Vergütung für Top-Performer: Lame Duck oder Turbo?
Welche Auswirkungen hat die Top-Performer-Vergütung auf die Performance-to-Cost-Ratio? Auch hier gilt zunächst, dass in vielen von uns analysierten Vergütungssystemen in Deutschland und Europa die Anreizwirkung für Top-Performer unzureichend ist. Manche Vergütungspläne sind zu früh gedeckelt, andere weisen beispielsweise einen degressiven Verlauf der Auszahlungskurve für eine Zielerreichung größer als 100 Prozent auf, da das Management einer Übererfüllung anspruchsvoller Ziele generell skeptisch gegenübersteht.
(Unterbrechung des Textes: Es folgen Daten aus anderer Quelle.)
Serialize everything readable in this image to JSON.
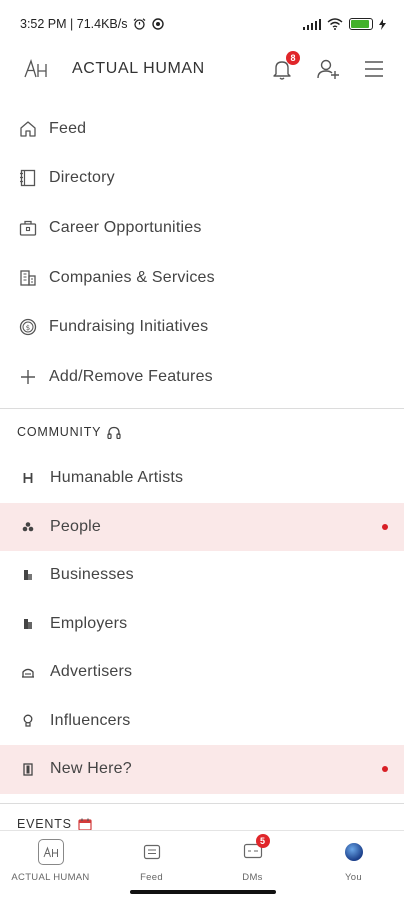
{
  "status_bar": {
    "time_speed": "3:52 PM | 71.4KB/s",
    "battery_level": 0.9,
    "colors": {
      "battery": "#43b02a"
    }
  },
  "header": {
    "logo_text": "AH",
    "title": "ACTUAL HUMAN",
    "notification_count": "8",
    "icons": [
      "bell-icon",
      "add-user-icon",
      "hamburger-menu-icon"
    ]
  },
  "menu": {
    "items": [
      {
        "label": "Feed",
        "icon": "home-icon"
      },
      {
        "label": "Directory",
        "icon": "directory-icon"
      },
      {
        "label": "Career Opportunities",
        "icon": "briefcase-icon"
      },
      {
        "label": "Companies & Services",
        "icon": "building-icon"
      },
      {
        "label": "Fundraising Initiatives",
        "icon": "dollar-coin-icon"
      },
      {
        "label": "Add/Remove Features",
        "icon": "plus-icon"
      }
    ]
  },
  "community": {
    "header": "COMMUNITY",
    "header_icon": "headphones-icon",
    "items": [
      {
        "label": "Humanable Artists",
        "icon": "h-icon",
        "highlighted": false
      },
      {
        "label": "People",
        "icon": "people-icon",
        "highlighted": true,
        "unread_dot": true
      },
      {
        "label": "Businesses",
        "icon": "business-icon",
        "highlighted": false
      },
      {
        "label": "Employers",
        "icon": "employer-icon",
        "highlighted": false
      },
      {
        "label": "Advertisers",
        "icon": "advertiser-icon",
        "highlighted": false
      },
      {
        "label": "Influencers",
        "icon": "influencer-icon",
        "highlighted": false
      },
      {
        "label": "New Here?",
        "icon": "door-icon",
        "highlighted": true,
        "unread_dot": true
      }
    ]
  },
  "events": {
    "header": "EVENTS",
    "header_icon": "calendar-icon"
  },
  "bottom_nav": {
    "tabs": [
      {
        "label": "ACTUAL HUMAN",
        "icon": "ah-logo-icon"
      },
      {
        "label": "Feed",
        "icon": "feed-icon"
      },
      {
        "label": "DMs",
        "icon": "chat-icon",
        "badge": "5"
      },
      {
        "label": "You",
        "icon": "avatar-icon"
      }
    ]
  },
  "colors": {
    "accent_red": "#e0262a",
    "highlight_bg": "#fae8e8",
    "unread_dot": "#d81f26"
  }
}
Auch ist es gängige Praxis, einem guten Vertriebsmitarbeiter die Freude über eine hohe Zielerreichung und Auszahlung im Vorjahr durch übertrieben höhere Ziele im Folgejahr zu verleiden. Durch solche Praktiken verpassen Unternehmen die Chance, das Verkaufspotenzial leistungswilliger und -fähiger Mitarbeiter abzurufen.
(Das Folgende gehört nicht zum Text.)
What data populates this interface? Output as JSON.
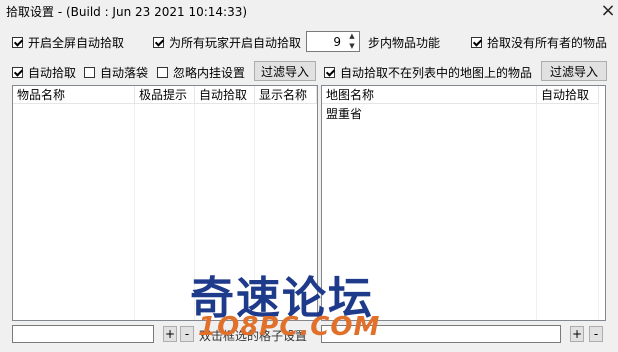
{
  "window": {
    "title": "拾取设置 - (Build : Jun 23 2021 10:14:33)",
    "close_glyph": "×"
  },
  "top_options": {
    "fullscreen_pickup": {
      "label": "开启全屏自动拾取",
      "checked": true
    },
    "all_players_pickup": {
      "label": "为所有玩家开启自动拾取",
      "checked": true
    },
    "step_value": "9",
    "step_label": "步内物品功能",
    "pickup_unowned": {
      "label": "拾取没有所有者的物品",
      "checked": true
    }
  },
  "left_toolbar": {
    "auto_pickup": {
      "label": "自动拾取",
      "checked": true
    },
    "auto_drop": {
      "label": "自动落袋",
      "checked": false
    },
    "ignore_plugin": {
      "label": "忽略内挂设置",
      "checked": false
    },
    "filter_import": "过滤导入"
  },
  "right_toolbar": {
    "pickup_not_in_map_list": {
      "label": "自动拾取不在列表中的地图上的物品",
      "checked": true
    },
    "filter_import": "过滤导入"
  },
  "left_table": {
    "columns": [
      "物品名称",
      "极品提示",
      "自动拾取",
      "显示名称"
    ],
    "rows": []
  },
  "right_table": {
    "columns": [
      "地图名称",
      "自动拾取"
    ],
    "rows": [
      [
        "盟重省",
        ""
      ]
    ]
  },
  "bottom": {
    "left_add": "+",
    "left_remove": "-",
    "middle_text": "双击框选的格子设置",
    "right_add": "+",
    "right_remove": "-"
  },
  "watermark": {
    "cn": "奇速论坛",
    "en": "1O8PC.COM"
  }
}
Jedoch sollte nicht Misstrauen, sondern simple und effektive Mathematik die Grundlage für die Kalibrierung der Top-Performer-Vergütung sein: Als Top-Performer lassen sich die zehn Prozent der Vertriebsmitarbeiter mit der (bei gleich schwierigen Bedingungen) höchsten Verkaufsproduktivität beziehungsweise Zielerreichung definieren. Diese sollten zumindest 200 Prozent der ausgelobten variablen Zielvergütung (bei Provisionen analog der Durchschnittsvergütung) erhalten, um eine deutliche Performance- basierte Einkommensdifferenzierung darzustellen. Diese Marke wird in Deutschland zumeist deutlich unterschritten oder aber exzessiv überschritten, wenn keine klare Logik dieses Verhältnis steuert.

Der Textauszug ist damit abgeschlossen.